Une espèce en sursis
Le grand hapalémur, Prolemur simus, est l’un des lémuriens les plus menacés de Madagascar. Il appartient à la famille des Lemuridae. Le genre Prolemur est monospécifique, c’est à dire qu’il ne comprend qu’une seule espèce.
Autrefois largement répandu à Madagascar (subfossiles retrouvés au Nord, à l’Ouest et au Centre en quantités parfois abondantes), il ne survit plus aujourd’hui que dans les forêts humides de l’Est de l’île. Les premières observations de ce lémurien datent de 1986-87 quand il a été redécouvert à Kianjavato puis dans le Parc National de Ranomafana alors qu’on pensait l’espèce déjà éteinte. Il est classé en danger critique d’extinction par l’UICN depuis 1996.
Jusqu’en 2008, on estime qu’il reste moins d’une centaine d’animaux à l’état sauvage répartis dans 5 sous-populations isolées les unes des autres et composées pour la plupart d’à peine quelques individus vivant hors des aires protégées, dans des zones souvent dégradées. Mais en novembre 2008, une nouvelle population est découverte au sud-est de Madagascar dans la commune rurale de Tsaratanana, découverte à l’origine du futur projet « Bamboo Lemur ».
En janvier 2010, la population sauvage de grand hapalémur est réévaluée à 221-331 individus (MFG, 2010). Cette même année, de nouvelles prospections permettent de repérer d’autres populations jusque-là méconnues et en février 2011, la population sauvage est à nouveau réévaluée à 411-423 individus dans 15 localités (MFG, 2011).
Aujourd’hui, la population globale est estimée à un peu plus de 1000 individus.
Le grand hapalémur vit dans les forêts humides de basses à hautes altitudes (100-1650 m) de l’Est de Madagascar.

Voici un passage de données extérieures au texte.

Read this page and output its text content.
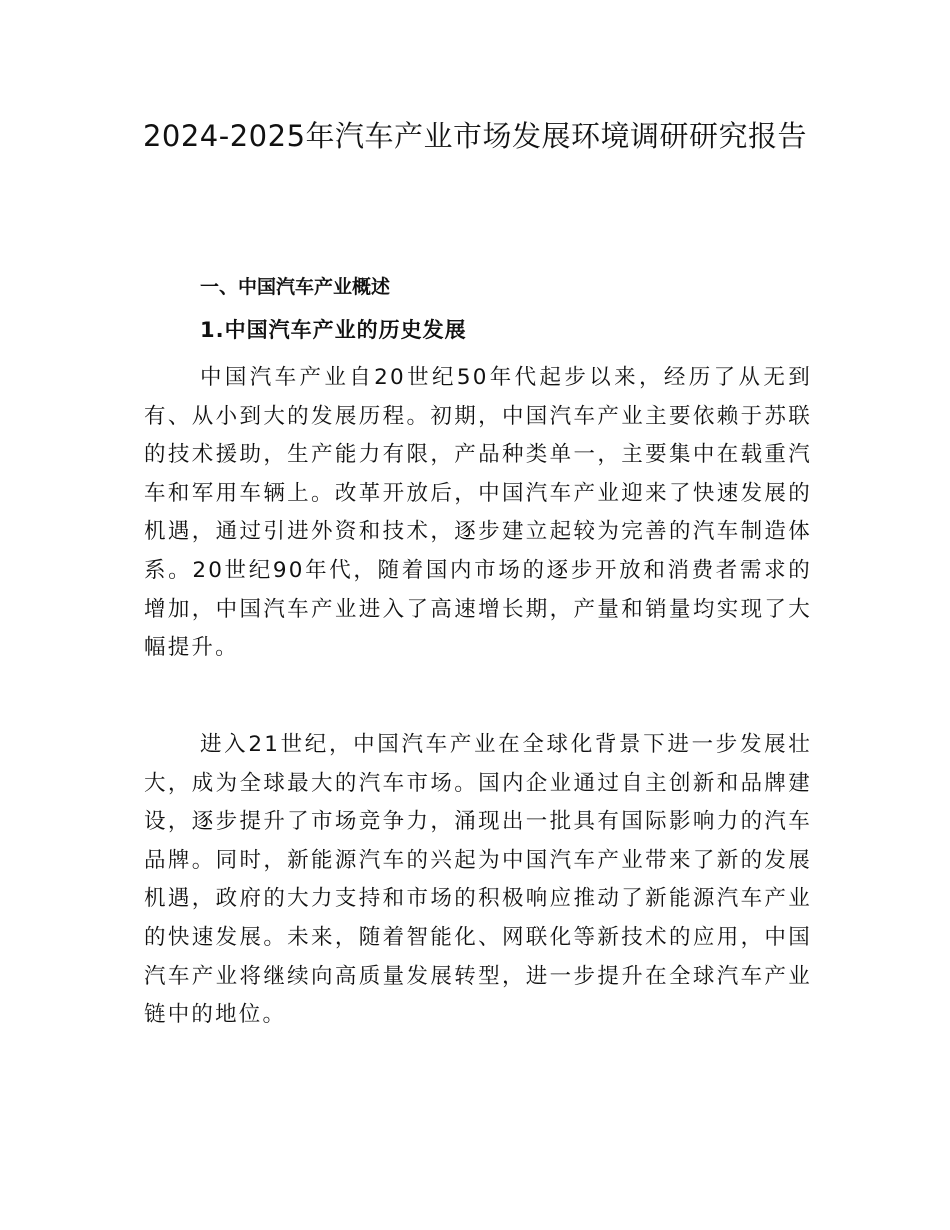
2024-2025年汽车产业市场发展环境调研研究报告
一、中国汽车产业概述
1.中国汽车产业的历史发展

中国汽车产业自20世纪50年代起步以来，经历了从无到有、从小到大的发展历程。初期，中国汽车产业主要依赖于苏联的技术援助，生产能力有限，产品种类单一，主要集中在载重汽车和军用车辆上。改革开放后，中国汽车产业迎来了快速发展的机遇，通过引进外资和技术，逐步建立起较为完善的汽车制造体系。20世纪90年代，随着国内市场的逐步开放和消费者需求的增加，中国汽车产业进入了高速增长期，产量和销量均实现了大幅提升。

进入21世纪，中国汽车产业在全球化背景下进一步发展壮大，成为全球最大的汽车市场。国内企业通过自主创新和品牌建设，逐步提升了市场竞争力，涌现出一批具有国际影响力的汽车品牌。同时，新能源汽车的兴起为中国汽车产业带来了新的发展机遇，政府的大力支持和市场的积极响应推动了新能源汽车产业的快速发展。未来，随着智能化、网联化等新技术的应用，中国汽车产业将继续向高质量发展转型，进一步提升在全球汽车产业链中的地位。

On le trouve également dans des milieux plus dégradés, des fragments de forêt de bambou ou encore dans des zones cultivées (rizières, plantations de café…).
Son alimentation est très spécialisée : elle se compose presque exclusivement de bambou dont il consomme toutes les parties. Opportuniste si nécessaire, il peut la compléter avec de la canne à sucre, des litchis, du café… Il descend au sol pour boire (l’eau est très importante pour lui), pour manger de la terre ou simplement pour se reposer.
Actif aussi bien le jour que la nuit, il vit en groupes pouvant compter plus de 60 individus selon un système social de « fusion-fission » qui n’est pas encore bien compris. Le domaine vital de l’espèce est très variable et probablement lié à l’habitat adapté disponible (surface, qualité). La reproduction est saisonnière, les naissances ont lieu en octobre et novembre. Après 150 jours de gestation (+/- 3 jours), la femelle donne naissance à un seul petit par an. Les jumeaux sont rares : seulement une observation en captivité et une en milieu naturel. Le poids moyen d’un nouveau-né est de 80 g.
Les femelles sont d’excellentes mères, très protectrices avec leurs petits qui ne seront indépendants qu’au bout d’un an (le sevrage a lieu vers 8,5-10 mois). Les femelles ont leur premier oestrus à l’âge d’un an et demi et peuvent avoir leur premier bébé vers 2 ans. Les mâles sont matures plus tard que les femelles, à l’âge de 2 ans et demi. Contrairement à la plupart des lémuriens, c’est le mâle qui est dominant chez cette espèce.
Les menaces sont nombreuses et en augmentation : destruction et fragmentation de l’habitat ayant pour conséquence l’isolement des populations, dégradation des forêts (pratique du « tavy », coupes de bois…), chasse, exploitation minière (pollution de l’eau), absence de protection de la plupart des populations.